Could Burnham be the answer to Labour's woes?
- Charles Wawn
- Sep 22
- 4 min read
By Charles Wawn

Rumours that Andy Burnham, a key figure in Labour’s soft left, is planning to usurp Keir Starmer as Labour leader and Prime Minister have run riot this week as the government’s unpopularity shows no sign of waning and Reform’s popularity has been ticking upward since its party conference in early September.
In August, a YouGov poll put Keir Starmer’s net popularity at –44 points. Furthermore, the resignation of Angela Rayner over her stamp duty scandal and the dismissal of Labour heavyweight Peter Mandelson due to his contact with Jeffrey Epstein have dealt considerable blows to the confidence of the government.
This is the context in which the rumours that Andy Burnham is seeking to capture the Labour leadership have emerged. As Mayor of Greater Manchester, Burnham is one of the few well-known Labour politicians with a net positive approval rating. With Manchester’s growing economy and expanded transport network Burnham would have a solid foundation of achievements from which he could launch a leadership campaign. The committed devolutionist is dubbed ‘King of the North’ by the media, which alludes to his regionalist credentials, as someone who would have wide appeal to the former industrial heartlands in Northern England, which Reform for a general election win.

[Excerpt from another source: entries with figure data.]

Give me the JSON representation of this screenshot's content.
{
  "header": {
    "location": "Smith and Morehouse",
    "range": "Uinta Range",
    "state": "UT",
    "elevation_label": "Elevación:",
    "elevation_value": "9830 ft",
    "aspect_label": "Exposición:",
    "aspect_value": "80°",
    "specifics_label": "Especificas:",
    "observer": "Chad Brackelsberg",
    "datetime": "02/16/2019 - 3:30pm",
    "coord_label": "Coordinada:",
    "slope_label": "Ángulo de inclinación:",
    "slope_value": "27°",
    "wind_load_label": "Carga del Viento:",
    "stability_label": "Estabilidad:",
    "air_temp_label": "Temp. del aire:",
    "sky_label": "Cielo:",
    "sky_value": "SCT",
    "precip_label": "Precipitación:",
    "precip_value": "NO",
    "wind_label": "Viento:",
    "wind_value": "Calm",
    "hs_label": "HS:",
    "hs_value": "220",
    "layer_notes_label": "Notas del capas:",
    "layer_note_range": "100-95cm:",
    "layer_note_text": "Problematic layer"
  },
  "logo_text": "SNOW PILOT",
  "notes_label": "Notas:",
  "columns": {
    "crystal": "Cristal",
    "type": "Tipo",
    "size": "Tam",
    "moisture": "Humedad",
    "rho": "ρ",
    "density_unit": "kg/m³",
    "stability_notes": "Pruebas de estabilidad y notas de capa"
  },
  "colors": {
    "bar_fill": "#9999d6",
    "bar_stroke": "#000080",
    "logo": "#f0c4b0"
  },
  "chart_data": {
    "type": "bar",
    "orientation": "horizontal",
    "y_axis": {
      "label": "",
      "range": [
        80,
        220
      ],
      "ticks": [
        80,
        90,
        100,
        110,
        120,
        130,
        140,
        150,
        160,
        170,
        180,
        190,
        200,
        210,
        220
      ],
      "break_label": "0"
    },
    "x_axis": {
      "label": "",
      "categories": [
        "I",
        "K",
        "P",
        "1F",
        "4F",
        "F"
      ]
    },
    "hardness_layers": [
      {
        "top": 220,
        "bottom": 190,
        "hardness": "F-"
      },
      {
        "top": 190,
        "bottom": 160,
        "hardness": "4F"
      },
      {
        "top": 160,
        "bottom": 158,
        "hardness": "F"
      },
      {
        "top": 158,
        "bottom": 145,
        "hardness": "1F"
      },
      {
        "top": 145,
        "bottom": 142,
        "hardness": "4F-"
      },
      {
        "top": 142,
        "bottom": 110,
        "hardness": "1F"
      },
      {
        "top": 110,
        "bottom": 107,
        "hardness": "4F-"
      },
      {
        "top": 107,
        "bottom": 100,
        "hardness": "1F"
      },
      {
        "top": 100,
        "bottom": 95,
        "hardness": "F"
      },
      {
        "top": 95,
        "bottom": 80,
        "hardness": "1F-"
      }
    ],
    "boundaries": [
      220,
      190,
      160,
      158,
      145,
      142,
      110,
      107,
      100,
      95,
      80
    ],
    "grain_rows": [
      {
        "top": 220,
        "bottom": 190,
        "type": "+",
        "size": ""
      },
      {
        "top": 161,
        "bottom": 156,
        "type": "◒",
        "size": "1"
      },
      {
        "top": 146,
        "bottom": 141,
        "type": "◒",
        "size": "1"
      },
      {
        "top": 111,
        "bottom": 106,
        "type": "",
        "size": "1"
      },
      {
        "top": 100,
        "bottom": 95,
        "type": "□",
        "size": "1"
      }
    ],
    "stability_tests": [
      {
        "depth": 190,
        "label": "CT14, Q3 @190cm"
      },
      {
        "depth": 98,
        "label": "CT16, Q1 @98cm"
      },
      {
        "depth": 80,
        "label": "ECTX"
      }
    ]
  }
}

But this “what if” scenario is only theorising unless Andy Burnham becomes a sitting MP. For a chance to succeed Starmer before 2029, an MP in a winnable area for Labour would have to vacate their seat. Burnham’s efforts to be selected as a Labour candidate may create an internal battle with the leadership, given Starmer’s weariness of challenges to his authority. There is precedent for this; At the last election, Labour central office parachuted many moderate candidates into constituencies to block out left wingers and the leadership aggressively suspended seven MPs in one go last year.
But Burnham belongs to the soft left, not the hard left and carries a lot of goodwill from across the party, which makes him an ideal unity candidate.
Support aside, Burnham must serve his entire term which ends in 2028 or resign prematurely if he wants to be an MP. Resigning prematurely would be a risky move as Burnham could be dislodged by a candidate endorsed by Starmer, leaving Burnham without any public office at all. But if his gamble were to succeed, he could quickly mobilise Labour MPs concerned about their jobs to mount a coup against the current leadership.
Finding the ideal seat would prove tricky though; Andrew Gwynne, who lost the whip, was touted as a possible fall guy for Burnham, but he has said that he wishes to “serve a full term.” Burnham would have to be lucky by seeing a winnable seat vacated due to an MP’s death or unrelated resignation of an MP, which is beyond his control. Alternatively, he could wait for an event to hurt the government’s authority enough to convince a sympathetic colleague in Westminster to step aside for him.
The devolved elections in Scotland and Wales and local elections in much of England may be the opportunity. Labour’s UK-wide unpopularity has erased the progress that Scottish Labour had made towards seriously challenging the SNP for control over Holyrood. In Wales, Plaid Cymru and Reform are neck and neck in the polls, pushing Labour into third place. Should Labour do poorly across England, Scotland and Wales next year, the bundle of losses could serve as fuel for an intraparty campaign to flush out Starmer with someone who would have the vision, judgment and skill to pivot the party into a position to win the next election. It would not be impossible to pull this off, as Mark Carney’s Liberal election victory in April proved.
To launch a takeover, Burnham would be especially reliant on supporters of the recently formed group ‘Mainstream’, a Starmer-sceptic campaign group which has the ears of people in multiple wings of Labour. It is heavily associated and supports more nationalisation, abolishing the two-child benefit cap and expanding devolution. Burnham champions all of these and others.
If Burnham became Prime Minister, Britain would almost certainly undergo a leftward tilt, as Burnham hails from the ideological centre or “soft left” of Labour, in contrast to Starmer, a convert from Labour’s soft left to its right.
Labour could recover support from traditional heartlands in the Reform UK-threatened Red Wall and green-leaning voters yearning for more state intervention in the economy. Though this leftward pivot may lose support for Labour in wealthy Southern seats, plenty of Labour supporters would be very willing to pay that price.
The Tory Party has often snatched victory from the jaws of defeat by intermittently replacing unpopular leaders, no matter what victory they may have brought the party previously. Thatcher and Johnson were obvious victims of this. Labour’s history lacks similar precedent. The coup against Jeremy Corbyn initiated in 2016 after the Leave vote failed as Corbyn was the most popular candidate for Labour members.
The difference between the 2016 challenge and a hypothetical challenge by Burnham is that the challenger would be to the incumbent’s left and probably be the natural candidate of the leadership. Whether or not Burnham really wants to become leader, which he will not rule out, he symbolises growing discontent in Labour ranks who with an ever-diminishing reason to keep supporting the current leadership.